Alston did not speak directly to the court, instead having his attorney read a statement out loud on his behalf.

“I was frightened and didn’t know what to do. […] I made bad decisions, and I could have found another way to deal with my problems and fears,” Alston’s statement read.

Alston also apologized through his statement to DeAndre Thomas and his family, as well as to his own mother.


“Being locked up showed me I need to think before I do,” his statement read.

Alston’s mother also had his attorney read a statement on her behalf, which expressed love and support for her son. She also expressed sympathy for the Thomas family and stated she understood the grief and significance Alston’s actions had caused. Through her statement, she asked the court show her son remorse.

Two of Alston’s teachers at Magruder High also gave statements testifying for Alston.


One of the teachers, Stephanie Williams, described Alston as a “polite and respectful” student. She said despite his poor academic performance, he did not act out in class like many other students.

“I still believe there is good in him,” she said, adding that she believed he felt terrorized the day of the shooting and thought he was in danger.

Christopher Gamble, another Magruder teacher, said he knew Alston as a student who attended classes regularly. He called Alston a quiet student, not known to engage in conflict.


“Steven’s actions that day did not correlate with the image I had of him. […] I believe the decision was based on a manifestation of fear, not because of aggressive intent,” Gamble said in his statement.

Ongoing community unrest

The shooting sent shock waves through the community. Parents and students voiced deep frustration about the way the incident was handled, particularly with respect to the school system’s emergency communication management. In the months since the attack, parent leaders have continued to call for better school security, mental health resources, staff training and information-sharing.

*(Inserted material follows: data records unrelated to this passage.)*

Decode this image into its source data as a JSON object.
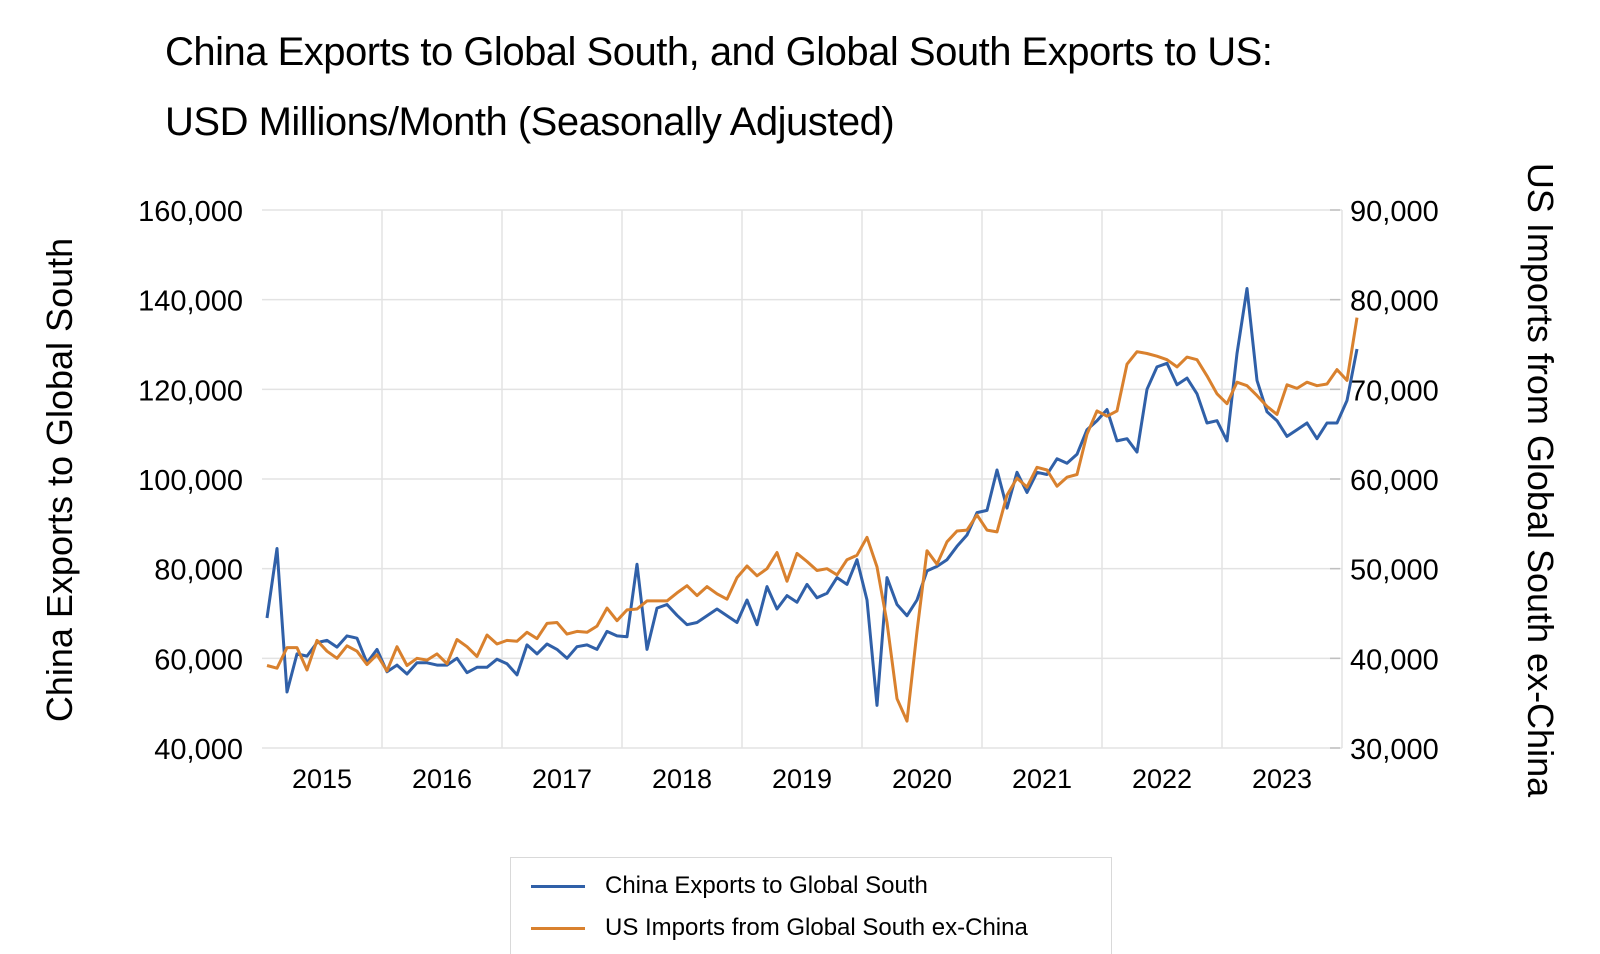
{
  "chart_data": {
    "type": "line",
    "title": "China Exports to Global South, and Global South Exports to US:",
    "subtitle": "USD Millions/Month (Seasonally Adjusted)",
    "xlabel": "",
    "ylabel": "China Exports to Global South",
    "ylabel_right": "US Imports from Global South ex-China",
    "ylim": [
      40000,
      160000
    ],
    "ylim_right": [
      30000,
      90000
    ],
    "yticks": [
      "40,000",
      "60,000",
      "80,000",
      "100,000",
      "120,000",
      "140,000",
      "160,000"
    ],
    "yticks_right": [
      "30,000",
      "40,000",
      "50,000",
      "60,000",
      "70,000",
      "80,000",
      "90,000"
    ],
    "x_start": "2015-01",
    "x_frequency": "monthly",
    "xtick_labels": [
      "2015",
      "2016",
      "2017",
      "2018",
      "2019",
      "2020",
      "2021",
      "2022",
      "2023"
    ],
    "grid": true,
    "legend_position": "bottom",
    "series": [
      {
        "name": "China Exports to Global South",
        "axis": "left",
        "color": "#3060a8",
        "values": [
          69000,
          84500,
          52500,
          61000,
          60500,
          63500,
          64000,
          62500,
          65000,
          64500,
          59000,
          62000,
          57000,
          58500,
          56500,
          59000,
          59000,
          58500,
          58500,
          60000,
          56800,
          58000,
          58000,
          59800,
          58800,
          56300,
          63000,
          61000,
          63200,
          62000,
          60000,
          62600,
          63000,
          62000,
          66000,
          65000,
          64800,
          81000,
          62000,
          71200,
          72000,
          69600,
          67500,
          68000,
          69500,
          71000,
          69500,
          68000,
          73000,
          67500,
          76000,
          71000,
          74000,
          72500,
          76500,
          73500,
          74500,
          78000,
          76500,
          82000,
          73000,
          49500,
          78000,
          72000,
          69500,
          73000,
          79500,
          80500,
          82000,
          85000,
          87500,
          92500,
          93000,
          102000,
          93500,
          101500,
          97000,
          101500,
          101000,
          104500,
          103500,
          105500,
          111000,
          113000,
          115500,
          108500,
          109000,
          106000,
          120000,
          125000,
          125800,
          121000,
          122500,
          119000,
          112500,
          113000,
          108500,
          128000,
          142500,
          122000,
          115000,
          113000,
          109500,
          111000,
          112500,
          109000,
          112500,
          112500,
          117500,
          129000
        ]
      },
      {
        "name": "US Imports from Global South ex-China",
        "axis": "right",
        "color": "#d9812e",
        "values": [
          39200,
          38900,
          41200,
          41200,
          38700,
          42000,
          40800,
          40000,
          41400,
          40800,
          39300,
          40400,
          38600,
          41300,
          39200,
          40000,
          39800,
          40500,
          39400,
          42100,
          41300,
          40200,
          42600,
          41600,
          42000,
          41900,
          42900,
          42200,
          43900,
          44000,
          42700,
          43000,
          42900,
          43600,
          45600,
          44200,
          45400,
          45500,
          46400,
          46400,
          46400,
          47300,
          48100,
          47000,
          48000,
          47200,
          46600,
          49000,
          50300,
          49200,
          50000,
          51800,
          48600,
          51700,
          50800,
          49800,
          50000,
          49300,
          51000,
          51500,
          53500,
          50200,
          44000,
          35500,
          33000,
          43000,
          52000,
          50500,
          53000,
          54200,
          54300,
          56000,
          54300,
          54100,
          58200,
          60100,
          59100,
          61300,
          61000,
          59200,
          60200,
          60500,
          65000,
          67600,
          67000,
          67600,
          72800,
          74200,
          74000,
          73700,
          73300,
          72500,
          73600,
          73300,
          71500,
          69500,
          68400,
          70800,
          70400,
          69300,
          68100,
          67200,
          70500,
          70100,
          70800,
          70400,
          70600,
          72200,
          71000,
          78000
        ]
      }
    ]
  }
}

In late November, Montgomery County Public Schools issued an apology to the Magruder community during a meeting held at the high school, admitting that the day of the shooting involved miscommunication from MCPS and unnecessary delays to parent/student reunification.

Two weeks after Alston pleaded guilty, the Thomas family filed a civil lawsuit against Montgomery County and its Board of Education alleging negligence in the shooting.

Alexander Bush from the law firm of Rowe, Weinstein & Sohn PLLC is representing the family in the civil suit. He told Bethesda Beat he’s waiting for the defendants to file motions to dismiss the case, a standard legal procedure.


Both parties have 30 days to respond to the civil complaint Bush filed on the family’s behalf Dec. 5, and Bush said counsel for one of the parties has already requested a 40-day filing extension from the court.